Adversarial Robustness of Streaming Algorithms through Importance Sampling

In the adversarial streaming model, an adversary gives an algorithm a sequence of adaptively chosen updates as a data stream and the goal of the algorithm is to compute or approximate some predetermined function for every prefix of the adversarial stream. However, the adversary may generate future updates based on previous outputs of the algorithm and in particular, the adversary may gradually learn the random bits internally used by an algorithm to manipulate dependencies in the input.

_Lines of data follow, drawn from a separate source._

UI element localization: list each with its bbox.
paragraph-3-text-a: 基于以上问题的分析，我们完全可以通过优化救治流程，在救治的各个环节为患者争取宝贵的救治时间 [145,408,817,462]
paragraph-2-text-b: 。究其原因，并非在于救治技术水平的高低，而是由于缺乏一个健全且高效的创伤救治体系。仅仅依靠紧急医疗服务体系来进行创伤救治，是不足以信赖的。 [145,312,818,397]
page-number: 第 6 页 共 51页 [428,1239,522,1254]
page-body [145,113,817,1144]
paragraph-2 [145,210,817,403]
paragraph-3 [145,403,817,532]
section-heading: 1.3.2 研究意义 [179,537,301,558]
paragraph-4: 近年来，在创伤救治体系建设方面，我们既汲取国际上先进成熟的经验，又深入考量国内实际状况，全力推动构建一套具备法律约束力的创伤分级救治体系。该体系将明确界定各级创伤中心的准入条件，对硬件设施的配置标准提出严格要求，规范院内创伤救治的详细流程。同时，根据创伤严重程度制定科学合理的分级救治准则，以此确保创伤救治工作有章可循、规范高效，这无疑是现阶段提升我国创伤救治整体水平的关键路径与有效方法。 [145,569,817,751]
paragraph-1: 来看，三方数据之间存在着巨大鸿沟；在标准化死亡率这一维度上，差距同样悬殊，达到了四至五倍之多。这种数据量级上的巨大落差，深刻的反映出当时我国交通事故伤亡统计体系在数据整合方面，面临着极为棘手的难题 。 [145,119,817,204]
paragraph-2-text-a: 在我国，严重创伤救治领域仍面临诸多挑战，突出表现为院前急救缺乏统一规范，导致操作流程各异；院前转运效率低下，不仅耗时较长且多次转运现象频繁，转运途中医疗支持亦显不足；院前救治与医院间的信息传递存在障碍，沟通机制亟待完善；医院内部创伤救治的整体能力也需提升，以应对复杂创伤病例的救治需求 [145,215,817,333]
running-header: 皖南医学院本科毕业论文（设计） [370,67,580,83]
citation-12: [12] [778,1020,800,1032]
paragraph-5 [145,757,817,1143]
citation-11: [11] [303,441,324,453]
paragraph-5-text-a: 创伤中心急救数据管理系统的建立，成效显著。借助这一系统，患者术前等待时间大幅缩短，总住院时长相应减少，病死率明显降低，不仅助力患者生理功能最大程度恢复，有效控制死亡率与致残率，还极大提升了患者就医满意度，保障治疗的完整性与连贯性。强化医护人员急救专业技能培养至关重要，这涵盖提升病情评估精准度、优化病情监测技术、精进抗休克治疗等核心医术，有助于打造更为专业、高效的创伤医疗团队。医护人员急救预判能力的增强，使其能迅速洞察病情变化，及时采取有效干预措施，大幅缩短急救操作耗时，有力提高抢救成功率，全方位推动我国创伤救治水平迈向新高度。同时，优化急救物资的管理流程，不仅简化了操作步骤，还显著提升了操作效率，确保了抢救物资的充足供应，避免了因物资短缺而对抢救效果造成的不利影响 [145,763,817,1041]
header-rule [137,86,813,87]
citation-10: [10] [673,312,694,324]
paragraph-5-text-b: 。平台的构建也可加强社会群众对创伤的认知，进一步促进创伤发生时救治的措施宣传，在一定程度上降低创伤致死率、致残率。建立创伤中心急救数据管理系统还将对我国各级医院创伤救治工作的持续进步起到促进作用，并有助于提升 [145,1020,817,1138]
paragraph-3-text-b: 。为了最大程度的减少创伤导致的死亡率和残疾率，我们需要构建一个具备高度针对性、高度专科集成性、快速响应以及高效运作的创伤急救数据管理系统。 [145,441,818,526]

This is especially problematic as many important problems in the streaming model require randomized algorithms, as they are known to not admit any deterministic algorithms that use sublinear space. In this paper, we introduce adversarially robust streaming algorithms for central machine learning and algorithmic tasks, such as regression and clustering, as well as their more general counterparts, subspace embedding, low-rank approximation, and coreset construction. Our results are based on a simple, but powerful, observation that many importance sampling-based algorithms give rise to adversarial robustness in contrast to sketching based algorithms, which are very prevalent in the streaming literature but suffer from adversarial attacks. In addition, we show that the well-known merge and reduce paradigm used for corset construction in streaming is adversarially robust. To the best of our knowledge, these are the first adversarially robust results for these problems yet require no new algorithmic implementations. Finally, we empirically confirm the robustness of our algorithms on various adversarial attacks and demonstrate that by contrast, some common existing algorithms are not robust.